Washington Daily News
- Type: Daily newspaper
- Owner: Boone Newspapers
- Publisher: Ashley Vansant
- News editor: Vail Stewart Rumley
- Founded: 1909
- Language: American English
- Headquarters: 217 N. Market St. Washington, North Carolina 27889
- Circulation: 8,644 Daily 8,829 Sunday
- ISSN: 1057-7068
- OCLC number: 990784684
- Website: thewashingtondailynews.com

= Washington Daily News =

Daily newspaper

The Washington Daily News is an American, English-language daily newspaper headquartered in and serving Washington, North Carolina and Beaufort County, North Carolina.

== History ==
The newspaper was established in 1909. The paper also uses Facebook for sharing news and interacting with readers.
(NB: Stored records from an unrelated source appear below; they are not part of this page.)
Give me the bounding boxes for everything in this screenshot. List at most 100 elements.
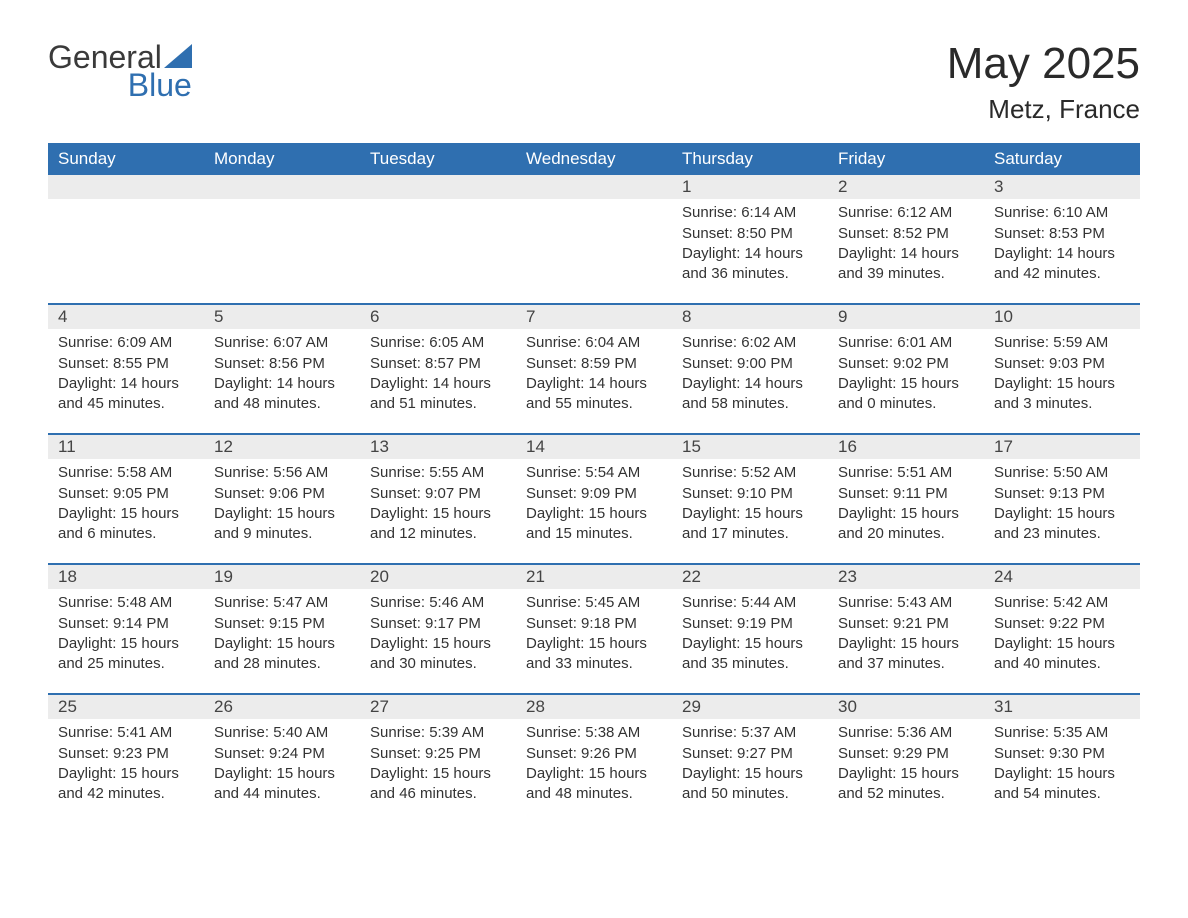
day-cell: 4Sunrise: 6:09 AMSunset: 8:55 PMDaylight… xyxy=(48,305,204,433)
daylight-text: Daylight: 15 hours and 3 minutes. xyxy=(994,374,1130,415)
sunset-text: Sunset: 8:59 PM xyxy=(526,354,662,374)
day-number: 24 xyxy=(984,565,1140,589)
sunset-text: Sunset: 8:50 PM xyxy=(682,224,818,244)
sunrise-text: Sunrise: 5:59 AM xyxy=(994,333,1130,353)
day-details: Sunrise: 6:05 AMSunset: 8:57 PMDaylight:… xyxy=(360,329,516,424)
daylight-text: Daylight: 14 hours and 55 minutes. xyxy=(526,374,662,415)
day-details: Sunrise: 5:37 AMSunset: 9:27 PMDaylight:… xyxy=(672,719,828,814)
week-row: 11Sunrise: 5:58 AMSunset: 9:05 PMDayligh… xyxy=(48,433,1140,563)
sunset-text: Sunset: 9:24 PM xyxy=(214,744,350,764)
sunset-text: Sunset: 9:10 PM xyxy=(682,484,818,504)
day-number: 14 xyxy=(516,435,672,459)
sunset-text: Sunset: 8:56 PM xyxy=(214,354,350,374)
day-cell: 9Sunrise: 6:01 AMSunset: 9:02 PMDaylight… xyxy=(828,305,984,433)
daylight-text: Daylight: 15 hours and 28 minutes. xyxy=(214,634,350,675)
sunset-text: Sunset: 9:22 PM xyxy=(994,614,1130,634)
weekday-header: Thursday xyxy=(672,143,828,175)
day-details: Sunrise: 5:44 AMSunset: 9:19 PMDaylight:… xyxy=(672,589,828,684)
day-cell: 27Sunrise: 5:39 AMSunset: 9:25 PMDayligh… xyxy=(360,695,516,823)
daylight-text: Daylight: 15 hours and 30 minutes. xyxy=(370,634,506,675)
sunset-text: Sunset: 9:09 PM xyxy=(526,484,662,504)
day-number: 30 xyxy=(828,695,984,719)
day-cell: 18Sunrise: 5:48 AMSunset: 9:14 PMDayligh… xyxy=(48,565,204,693)
daylight-text: Daylight: 15 hours and 44 minutes. xyxy=(214,764,350,805)
day-cell: 17Sunrise: 5:50 AMSunset: 9:13 PMDayligh… xyxy=(984,435,1140,563)
weekday-header: Sunday xyxy=(48,143,204,175)
sunrise-text: Sunrise: 5:58 AM xyxy=(58,463,194,483)
day-number: 12 xyxy=(204,435,360,459)
day-number: 11 xyxy=(48,435,204,459)
daylight-text: Daylight: 15 hours and 40 minutes. xyxy=(994,634,1130,675)
day-cell: 25Sunrise: 5:41 AMSunset: 9:23 PMDayligh… xyxy=(48,695,204,823)
sunrise-text: Sunrise: 5:35 AM xyxy=(994,723,1130,743)
day-number: 18 xyxy=(48,565,204,589)
day-cell: 28Sunrise: 5:38 AMSunset: 9:26 PMDayligh… xyxy=(516,695,672,823)
day-number: 1 xyxy=(672,175,828,199)
day-details: Sunrise: 5:46 AMSunset: 9:17 PMDaylight:… xyxy=(360,589,516,684)
weekday-header: Wednesday xyxy=(516,143,672,175)
sunrise-text: Sunrise: 6:01 AM xyxy=(838,333,974,353)
day-cell: 5Sunrise: 6:07 AMSunset: 8:56 PMDaylight… xyxy=(204,305,360,433)
weekday-header-row: SundayMondayTuesdayWednesdayThursdayFrid… xyxy=(48,143,1140,175)
sunrise-text: Sunrise: 6:12 AM xyxy=(838,203,974,223)
sunrise-text: Sunrise: 5:48 AM xyxy=(58,593,194,613)
sunrise-text: Sunrise: 5:44 AM xyxy=(682,593,818,613)
day-number: 19 xyxy=(204,565,360,589)
week-row: 4Sunrise: 6:09 AMSunset: 8:55 PMDaylight… xyxy=(48,303,1140,433)
weekday-header: Friday xyxy=(828,143,984,175)
daylight-text: Daylight: 14 hours and 58 minutes. xyxy=(682,374,818,415)
sunset-text: Sunset: 9:07 PM xyxy=(370,484,506,504)
sunset-text: Sunset: 9:00 PM xyxy=(682,354,818,374)
daylight-text: Daylight: 15 hours and 20 minutes. xyxy=(838,504,974,545)
day-number: 16 xyxy=(828,435,984,459)
day-cell: 23Sunrise: 5:43 AMSunset: 9:21 PMDayligh… xyxy=(828,565,984,693)
day-details: Sunrise: 6:04 AMSunset: 8:59 PMDaylight:… xyxy=(516,329,672,424)
day-number: 7 xyxy=(516,305,672,329)
daylight-text: Daylight: 15 hours and 33 minutes. xyxy=(526,634,662,675)
day-cell: 7Sunrise: 6:04 AMSunset: 8:59 PMDaylight… xyxy=(516,305,672,433)
daylight-text: Daylight: 15 hours and 42 minutes. xyxy=(58,764,194,805)
sunrise-text: Sunrise: 5:50 AM xyxy=(994,463,1130,483)
day-cell: 21Sunrise: 5:45 AMSunset: 9:18 PMDayligh… xyxy=(516,565,672,693)
month-title: May 2025 xyxy=(947,40,1140,88)
day-cell xyxy=(48,175,204,303)
day-cell: 3Sunrise: 6:10 AMSunset: 8:53 PMDaylight… xyxy=(984,175,1140,303)
day-details: Sunrise: 5:50 AMSunset: 9:13 PMDaylight:… xyxy=(984,459,1140,554)
day-cell xyxy=(204,175,360,303)
daylight-text: Daylight: 14 hours and 48 minutes. xyxy=(214,374,350,415)
daylight-text: Daylight: 15 hours and 54 minutes. xyxy=(994,764,1130,805)
day-cell: 31Sunrise: 5:35 AMSunset: 9:30 PMDayligh… xyxy=(984,695,1140,823)
day-details: Sunrise: 6:14 AMSunset: 8:50 PMDaylight:… xyxy=(672,199,828,294)
week-row: 1Sunrise: 6:14 AMSunset: 8:50 PMDaylight… xyxy=(48,175,1140,303)
day-number xyxy=(516,175,672,199)
day-details: Sunrise: 5:55 AMSunset: 9:07 PMDaylight:… xyxy=(360,459,516,554)
sunrise-text: Sunrise: 5:55 AM xyxy=(370,463,506,483)
sunset-text: Sunset: 9:15 PM xyxy=(214,614,350,634)
sunrise-text: Sunrise: 6:10 AM xyxy=(994,203,1130,223)
sunset-text: Sunset: 8:57 PM xyxy=(370,354,506,374)
sunset-text: Sunset: 9:23 PM xyxy=(58,744,194,764)
daylight-text: Daylight: 15 hours and 9 minutes. xyxy=(214,504,350,545)
day-cell: 11Sunrise: 5:58 AMSunset: 9:05 PMDayligh… xyxy=(48,435,204,563)
sunrise-text: Sunrise: 5:52 AM xyxy=(682,463,818,483)
location: Metz, France xyxy=(947,94,1140,125)
day-cell xyxy=(516,175,672,303)
sunrise-text: Sunrise: 5:46 AM xyxy=(370,593,506,613)
sunrise-text: Sunrise: 5:45 AM xyxy=(526,593,662,613)
sunrise-text: Sunrise: 6:05 AM xyxy=(370,333,506,353)
day-details: Sunrise: 5:59 AMSunset: 9:03 PMDaylight:… xyxy=(984,329,1140,424)
day-number: 25 xyxy=(48,695,204,719)
sunset-text: Sunset: 9:29 PM xyxy=(838,744,974,764)
day-details: Sunrise: 5:48 AMSunset: 9:14 PMDaylight:… xyxy=(48,589,204,684)
day-cell: 10Sunrise: 5:59 AMSunset: 9:03 PMDayligh… xyxy=(984,305,1140,433)
sunrise-text: Sunrise: 6:04 AM xyxy=(526,333,662,353)
daylight-text: Daylight: 14 hours and 51 minutes. xyxy=(370,374,506,415)
day-details: Sunrise: 5:42 AMSunset: 9:22 PMDaylight:… xyxy=(984,589,1140,684)
day-details: Sunrise: 5:36 AMSunset: 9:29 PMDaylight:… xyxy=(828,719,984,814)
triangle-icon xyxy=(164,44,192,68)
day-details: Sunrise: 6:10 AMSunset: 8:53 PMDaylight:… xyxy=(984,199,1140,294)
daylight-text: Daylight: 15 hours and 50 minutes. xyxy=(682,764,818,805)
day-cell: 6Sunrise: 6:05 AMSunset: 8:57 PMDaylight… xyxy=(360,305,516,433)
day-details: Sunrise: 5:56 AMSunset: 9:06 PMDaylight:… xyxy=(204,459,360,554)
sunrise-text: Sunrise: 5:38 AM xyxy=(526,723,662,743)
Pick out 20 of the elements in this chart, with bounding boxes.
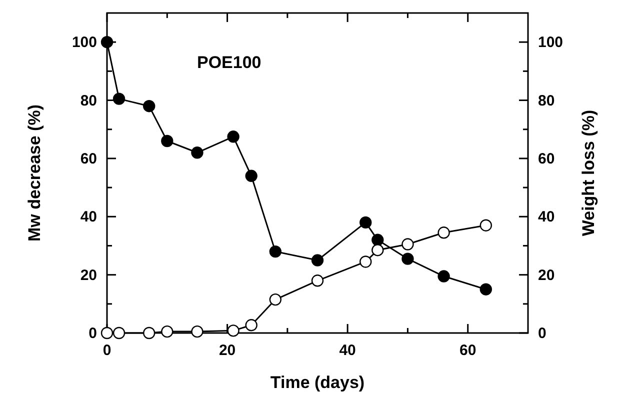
x-tick-label: 60 bbox=[460, 342, 476, 359]
y-tick-label: 80 bbox=[80, 92, 97, 110]
annotation: POE100 bbox=[197, 53, 262, 72]
x-tick-label: 40 bbox=[339, 342, 356, 359]
y-tick-label: 100 bbox=[72, 34, 97, 52]
x-axis-title: Time (days) bbox=[270, 373, 365, 392]
y2-tick-label: 60 bbox=[538, 150, 555, 168]
y2-tick-label: 20 bbox=[538, 266, 555, 284]
y-axis-title: Mw decrease (%) bbox=[25, 104, 44, 242]
y2-tick-label: 40 bbox=[538, 208, 555, 226]
x-tick-label: 20 bbox=[218, 342, 236, 359]
y-tick-label: 20 bbox=[80, 266, 97, 284]
y2-axis-title: Weight loss (%) bbox=[579, 110, 598, 236]
y2-tick-label: 0 bbox=[538, 325, 546, 342]
y2-tick-label: 100 bbox=[538, 34, 564, 52]
y2-tick-label: 80 bbox=[538, 92, 555, 110]
x-tick-label: 0 bbox=[102, 342, 112, 359]
y-tick-label: 0 bbox=[88, 325, 97, 342]
y-tick-label: 40 bbox=[80, 208, 97, 226]
y-tick-label: 60 bbox=[80, 150, 97, 168]
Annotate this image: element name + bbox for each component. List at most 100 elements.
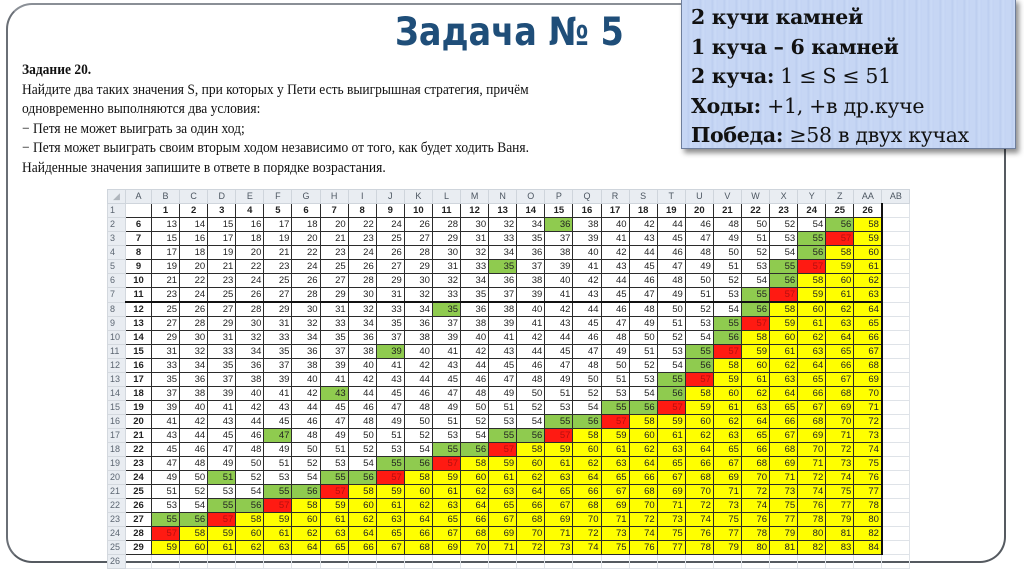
data-cell[interactable]: 40 [403, 344, 433, 359]
data-cell[interactable]: 28 [291, 287, 321, 303]
data-cell[interactable]: 37 [207, 372, 237, 387]
data-cell[interactable]: 59 [150, 540, 181, 555]
data-cell[interactable]: 48 [572, 358, 602, 373]
row-number[interactable]: 9 [107, 316, 126, 331]
data-cell[interactable]: 23 [150, 287, 181, 303]
data-cell[interactable]: 34 [179, 358, 209, 373]
data-cell[interactable]: 22 [347, 217, 377, 232]
data-cell[interactable]: 41 [431, 344, 462, 359]
data-cell[interactable]: 38 [179, 386, 209, 401]
data-cell[interactable]: 43 [488, 344, 518, 359]
column-header-n[interactable]: N [488, 189, 518, 204]
data-cell[interactable]: 77 [769, 512, 799, 527]
data-cell[interactable]: 23 [263, 259, 293, 274]
data-cell[interactable]: 62 [460, 484, 490, 499]
empty-cell[interactable] [881, 245, 911, 260]
empty-cell[interactable] [881, 428, 911, 443]
data-cell[interactable]: 53 [488, 414, 518, 429]
data-cell[interactable]: 58 [740, 330, 771, 345]
data-cell[interactable]: 61 [740, 372, 771, 387]
data-cell[interactable]: 32 [460, 245, 490, 260]
data-cell[interactable]: 54 [769, 245, 799, 260]
column-header-j[interactable]: J [375, 189, 405, 204]
column-header-y[interactable]: Y [797, 189, 827, 204]
data-cell[interactable]: 80 [740, 540, 771, 555]
data-cell[interactable]: 42 [179, 414, 209, 429]
data-cell[interactable]: 49 [319, 428, 349, 443]
data-cell[interactable]: 55 [375, 456, 405, 471]
data-cell[interactable]: 40 [235, 386, 265, 401]
data-cell[interactable]: 34 [488, 245, 518, 260]
empty-cell[interactable] [740, 554, 771, 569]
data-cell[interactable]: 49 [263, 442, 293, 457]
data-cell[interactable]: 73 [825, 456, 855, 471]
empty-cell[interactable] [881, 344, 911, 359]
column-header-f[interactable]: F [263, 189, 293, 204]
data-cell[interactable]: 49 [712, 231, 742, 246]
data-cell[interactable]: 79 [825, 512, 855, 527]
data-cell[interactable]: 53 [712, 287, 742, 303]
data-cell[interactable]: 63 [319, 526, 349, 541]
data-cell[interactable]: 64 [825, 330, 855, 345]
data-cell[interactable]: 75 [769, 498, 799, 513]
empty-cell[interactable] [684, 554, 714, 569]
data-cell[interactable]: 53 [656, 344, 686, 359]
data-cell[interactable]: 42 [600, 245, 630, 260]
data-cell[interactable]: 39 [544, 259, 574, 274]
data-cell[interactable]: 68 [572, 498, 602, 513]
data-cell[interactable]: 54 [516, 414, 546, 429]
data-cell[interactable]: 51 [684, 287, 714, 303]
row-number[interactable]: 1 [107, 203, 126, 218]
data-cell[interactable]: 49 [488, 386, 518, 401]
data-cell[interactable]: 48 [460, 386, 490, 401]
column-value-header[interactable]: 9 [375, 203, 405, 218]
row-number[interactable]: 14 [107, 386, 126, 401]
column-header-z[interactable]: Z [825, 189, 855, 204]
data-cell[interactable]: 48 [712, 217, 742, 232]
data-cell[interactable]: 65 [600, 470, 630, 485]
data-cell[interactable]: 74 [825, 470, 855, 485]
data-cell[interactable]: 60 [769, 330, 799, 345]
data-cell[interactable]: 32 [403, 287, 433, 303]
data-cell[interactable]: 56 [825, 217, 855, 232]
data-cell[interactable]: 18 [179, 245, 209, 260]
data-cell[interactable]: 41 [544, 287, 574, 303]
empty-cell[interactable] [656, 554, 686, 569]
row-number[interactable]: 17 [107, 428, 126, 443]
data-cell[interactable]: 64 [291, 540, 321, 555]
data-cell[interactable]: 61 [544, 456, 574, 471]
data-cell[interactable]: 32 [431, 273, 462, 288]
data-cell[interactable]: 58 [628, 414, 658, 429]
row-label-pile1[interactable]: 13 [125, 316, 152, 331]
row-label-pile1[interactable]: 12 [125, 301, 152, 317]
data-cell[interactable]: 47 [319, 414, 349, 429]
row-number[interactable]: 13 [107, 372, 126, 387]
data-cell[interactable]: 54 [740, 273, 771, 288]
data-cell[interactable]: 65 [740, 428, 771, 443]
data-cell[interactable]: 59 [825, 259, 855, 274]
column-value-header[interactable]: 15 [544, 203, 574, 218]
data-cell[interactable]: 39 [516, 287, 546, 303]
data-cell[interactable]: 72 [516, 540, 546, 555]
data-cell[interactable]: 29 [263, 301, 293, 317]
data-cell[interactable]: 50 [516, 386, 546, 401]
data-cell[interactable]: 62 [797, 330, 827, 345]
data-cell[interactable]: 67 [600, 484, 630, 499]
data-cell[interactable]: 75 [853, 456, 883, 471]
data-cell[interactable]: 36 [347, 330, 377, 345]
data-cell[interactable]: 65 [656, 456, 686, 471]
data-cell[interactable]: 77 [656, 540, 686, 555]
data-cell[interactable]: 49 [600, 344, 630, 359]
data-cell[interactable]: 47 [263, 428, 293, 443]
data-cell[interactable]: 78 [684, 540, 714, 555]
data-cell[interactable]: 38 [291, 358, 321, 373]
row-label-pile1[interactable]: 8 [125, 245, 152, 260]
data-cell[interactable]: 70 [460, 540, 490, 555]
data-cell[interactable]: 71 [769, 470, 799, 485]
data-cell[interactable]: 61 [263, 526, 293, 541]
data-cell[interactable]: 72 [797, 470, 827, 485]
data-cell[interactable]: 15 [150, 231, 181, 246]
data-cell[interactable]: 84 [853, 540, 883, 555]
data-cell[interactable]: 36 [544, 217, 574, 232]
data-cell[interactable]: 24 [375, 217, 405, 232]
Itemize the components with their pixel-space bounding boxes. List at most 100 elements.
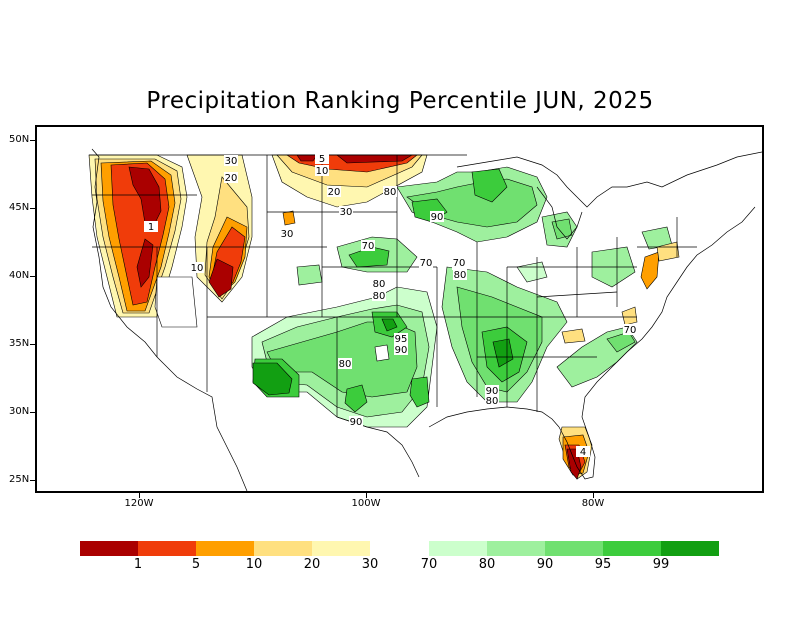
- wet-spot: [296, 264, 323, 286]
- lat-tick: [30, 344, 35, 345]
- lat-label-50n: 50N: [9, 134, 30, 145]
- legend-label: 99: [652, 557, 670, 572]
- dry-region-northwest: [136, 238, 154, 288]
- contour-label: 80: [384, 187, 397, 198]
- legend-swatch-dry-1: [80, 541, 138, 556]
- dry-spot: [282, 210, 296, 226]
- legend-label: 90: [536, 557, 554, 572]
- legend-label: 95: [594, 557, 612, 572]
- contour-label-bg: [339, 206, 353, 217]
- contour-label-bg: [430, 211, 444, 222]
- map-title: Precipitation Ranking Percentile JUN, 20…: [146, 88, 654, 114]
- contour-label-bg: [224, 155, 238, 166]
- legend-label: 5: [191, 557, 201, 572]
- contour-label-bg: [327, 186, 341, 197]
- contour-label: 30: [225, 156, 238, 167]
- lat-label-40n: 40N: [9, 270, 30, 281]
- contour-label-bg: [224, 172, 238, 183]
- dry-spot: [640, 251, 660, 290]
- contour-label-bg: [485, 395, 499, 406]
- lat-tick: [30, 140, 35, 141]
- contour-label: 10: [191, 263, 204, 274]
- lat-label-25n: 25N: [9, 474, 30, 485]
- wet-region-east: [606, 331, 636, 353]
- contour-label: 4: [580, 447, 586, 458]
- legend-swatch-dry-3: [196, 541, 254, 556]
- lat-tick: [30, 276, 35, 277]
- contour-label-bg: [338, 358, 352, 369]
- contour-label: 95: [395, 334, 408, 345]
- contour-label-bg: [372, 278, 386, 289]
- coastline: [558, 206, 756, 480]
- legend-swatch-wet-4: [603, 541, 661, 556]
- coastline: [428, 406, 560, 428]
- lat-tick: [30, 480, 35, 481]
- legend-label: 1: [133, 557, 143, 572]
- no-data-region: [154, 276, 198, 328]
- lat-tick: [30, 412, 35, 413]
- legend-swatch-wet-3: [545, 541, 603, 556]
- lon-label-80w: 80W: [581, 498, 605, 509]
- contour-label-bg: [485, 385, 499, 396]
- contour-label: 90: [431, 212, 444, 223]
- contour-label-bg: [315, 165, 329, 176]
- legend-label: 30: [361, 557, 379, 572]
- wet-region-east: [516, 261, 548, 283]
- legend-label: 80: [478, 557, 496, 572]
- contour-label: 20: [225, 173, 238, 184]
- wet-spot: [409, 376, 430, 408]
- contour-label-bg: [361, 240, 375, 251]
- legend-swatch-wet-2: [487, 541, 545, 556]
- contour-label-bg: [315, 153, 329, 164]
- lon-label-120w: 120W: [124, 498, 154, 509]
- great-lakes: [456, 151, 762, 208]
- dry-spot: [621, 306, 638, 326]
- wet-region-southwest: [252, 362, 293, 396]
- wet-region-east: [551, 218, 573, 240]
- legend-swatch-dry-4: [254, 541, 312, 556]
- legend-swatch-wet-1: [429, 541, 487, 556]
- contour-label: 30: [281, 229, 294, 240]
- contour-label: 70: [624, 325, 637, 336]
- contour-label: 80: [339, 359, 352, 370]
- contour-label-bg: [372, 290, 386, 301]
- contour-label: 80: [454, 270, 467, 281]
- legend-label: 20: [303, 557, 321, 572]
- dry-region-intermountain: [208, 258, 234, 298]
- wet-region-upper-midwest: [471, 168, 508, 203]
- contour-label: 80: [373, 291, 386, 302]
- contour-label-bg: [623, 324, 637, 335]
- no-data-spot: [374, 344, 390, 362]
- legend-swatch-dry-5: [312, 541, 370, 556]
- contour-label: 90: [350, 417, 363, 428]
- contour-label-layer: 3020110305102030809070707080808095908090…: [144, 153, 637, 458]
- legend-swatch-dry-2: [138, 541, 196, 556]
- contour-label-bg: [190, 262, 204, 273]
- dry-spot: [561, 328, 586, 344]
- contour-label-bg: [280, 228, 294, 239]
- contour-label: 20: [328, 187, 341, 198]
- lat-label-30n: 30N: [9, 406, 30, 417]
- contour-label-bg: [394, 333, 408, 344]
- contour-label: 70: [420, 258, 433, 269]
- great-lakes: [536, 186, 583, 240]
- legend-label: 70: [420, 557, 438, 572]
- wet-spot: [381, 318, 398, 332]
- contour-label: 80: [373, 279, 386, 290]
- contour-label-bg: [383, 186, 397, 197]
- legend-swatch-wet-5: [661, 541, 719, 556]
- lat-label-35n: 35N: [9, 338, 30, 349]
- lon-tick: [139, 493, 140, 498]
- contour-label: 70: [453, 258, 466, 269]
- wet-region-south-central: [492, 338, 514, 368]
- contour-label: 90: [395, 345, 408, 356]
- lat-tick: [30, 208, 35, 209]
- contour-label-bg: [576, 446, 590, 457]
- boundary-layer: [89, 148, 762, 491]
- lat-label-45n: 45N: [9, 202, 30, 213]
- wet-spot: [344, 384, 368, 413]
- contour-label: 70: [362, 241, 375, 252]
- lon-tick: [366, 493, 367, 498]
- contour-label: 5: [319, 154, 325, 165]
- map-panel: 3020110305102030809070707080808095908090…: [35, 125, 764, 493]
The paper won the 1990 Pulitzer Prize for Public Service for a series of articles that showed the city's water was contaminated and had been for eight years. The newspaper was then family-owned. It had a circulation of 8,644 Monday through Saturday and 8,829 on Sunday as of Sept. 30, 2019. The newspaper was owned and published by the Futrell family from 1949 until 2010.

On June 16, 2010, the Futrell family announced the sale of the Washington Daily News to Washington Newsmedia LLC, a new company affiliated Boone Newspapers, Inc. of Tuscaloosa, Alabama. Boone Newspapers also owns the Tryon Daily Bulletin, The Stanley News and Press, the Salisbury Post, The Coastland Times, The Roanoke-Chowan News-Herald, The Davie County Enterprise-Record and the Clemmons Courier.